Why is Ethereum Falling?
The Ethereum price made huge gains after the successful Shanghai Upgrade, reaching $2,150. A month later, Ethereum is down 14%. However, critical on-chain data suggests that the price should rise. There were fears of a massive sell-off after Shapella, but that didn’t happen.
Even a month after the Shanghai Upgrade, Ethereum is experiencing a drop in the new ETH 2.0 withdrawals. This came as investors started to delist the coins from exchanges. With staking deposits also reaching new highs, investors are preparing for the next price rally. However, while Bitcoin price has turned $27,600 into resistance, it does not look like it will give altcoins a bullish opportunity.
ETH Coin Comment
According to data from Santiment, ETH supply on exchanges is at its lowest level since the cryptocurrency began trading publicly in July 2015. The Supply on Exchanges metric evaluates the number of Ethereum coins currently deposited into recognized exchange wallets. The chart below shows how the supply on exchanges has fallen sharply since May 1.
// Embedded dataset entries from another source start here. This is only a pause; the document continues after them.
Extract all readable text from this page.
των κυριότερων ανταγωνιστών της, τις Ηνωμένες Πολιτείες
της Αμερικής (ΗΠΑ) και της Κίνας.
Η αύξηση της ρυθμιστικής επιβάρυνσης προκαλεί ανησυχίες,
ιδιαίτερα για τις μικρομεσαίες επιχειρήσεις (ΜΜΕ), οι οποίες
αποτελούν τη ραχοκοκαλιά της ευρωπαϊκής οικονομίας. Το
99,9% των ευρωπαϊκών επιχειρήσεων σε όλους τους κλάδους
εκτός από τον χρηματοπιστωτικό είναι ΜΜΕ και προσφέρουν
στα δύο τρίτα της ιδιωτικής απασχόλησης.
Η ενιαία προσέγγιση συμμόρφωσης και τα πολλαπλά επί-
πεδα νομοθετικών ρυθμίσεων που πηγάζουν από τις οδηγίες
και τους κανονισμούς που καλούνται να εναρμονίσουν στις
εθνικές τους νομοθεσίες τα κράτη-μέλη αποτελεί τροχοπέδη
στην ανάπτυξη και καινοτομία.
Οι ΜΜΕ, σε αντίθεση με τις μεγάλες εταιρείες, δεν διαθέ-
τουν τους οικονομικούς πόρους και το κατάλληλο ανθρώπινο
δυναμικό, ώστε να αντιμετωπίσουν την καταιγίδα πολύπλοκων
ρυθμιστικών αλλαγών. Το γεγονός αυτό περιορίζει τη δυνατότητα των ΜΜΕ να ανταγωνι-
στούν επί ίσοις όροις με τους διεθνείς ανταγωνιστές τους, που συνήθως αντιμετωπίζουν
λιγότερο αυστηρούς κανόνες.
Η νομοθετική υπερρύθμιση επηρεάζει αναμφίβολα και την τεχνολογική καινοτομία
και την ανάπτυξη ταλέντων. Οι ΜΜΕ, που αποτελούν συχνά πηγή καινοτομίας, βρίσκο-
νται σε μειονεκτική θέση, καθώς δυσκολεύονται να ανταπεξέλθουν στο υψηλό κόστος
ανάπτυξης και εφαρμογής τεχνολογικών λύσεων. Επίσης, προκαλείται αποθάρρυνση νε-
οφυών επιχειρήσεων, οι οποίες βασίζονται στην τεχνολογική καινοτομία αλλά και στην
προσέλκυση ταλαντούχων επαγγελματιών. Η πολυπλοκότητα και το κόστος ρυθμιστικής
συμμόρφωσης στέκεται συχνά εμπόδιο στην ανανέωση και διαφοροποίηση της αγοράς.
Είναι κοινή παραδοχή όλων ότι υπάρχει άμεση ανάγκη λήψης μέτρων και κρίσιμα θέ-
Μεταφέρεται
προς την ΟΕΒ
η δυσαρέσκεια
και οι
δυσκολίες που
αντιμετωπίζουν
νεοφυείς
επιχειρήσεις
Between May 1 and May 15, investors removed 550,000 ETH from exchanges. On May 11, the supply fell to an all-time low of 12.4 million, suggesting that the price should rise as there is now less ETH to sell.
In the last 2 days, investors have locked another 2.15 million ETH coins (1.76% of the total circulating supply) on smart contracts. At current prices of $1,800, the recently locked ETH coins are worth about $3.9 billion. This suggests that many of the ETH 2.0 non-stakers are investing their newly withdrawn coins in the Ethereum ecosystem.
If the ETH price breaks the $1,855 resistance, it could target $2,100 again. For now, the shallow liquidity in the market is working in favor of the bears, although current data suggests that the uptrend should begin.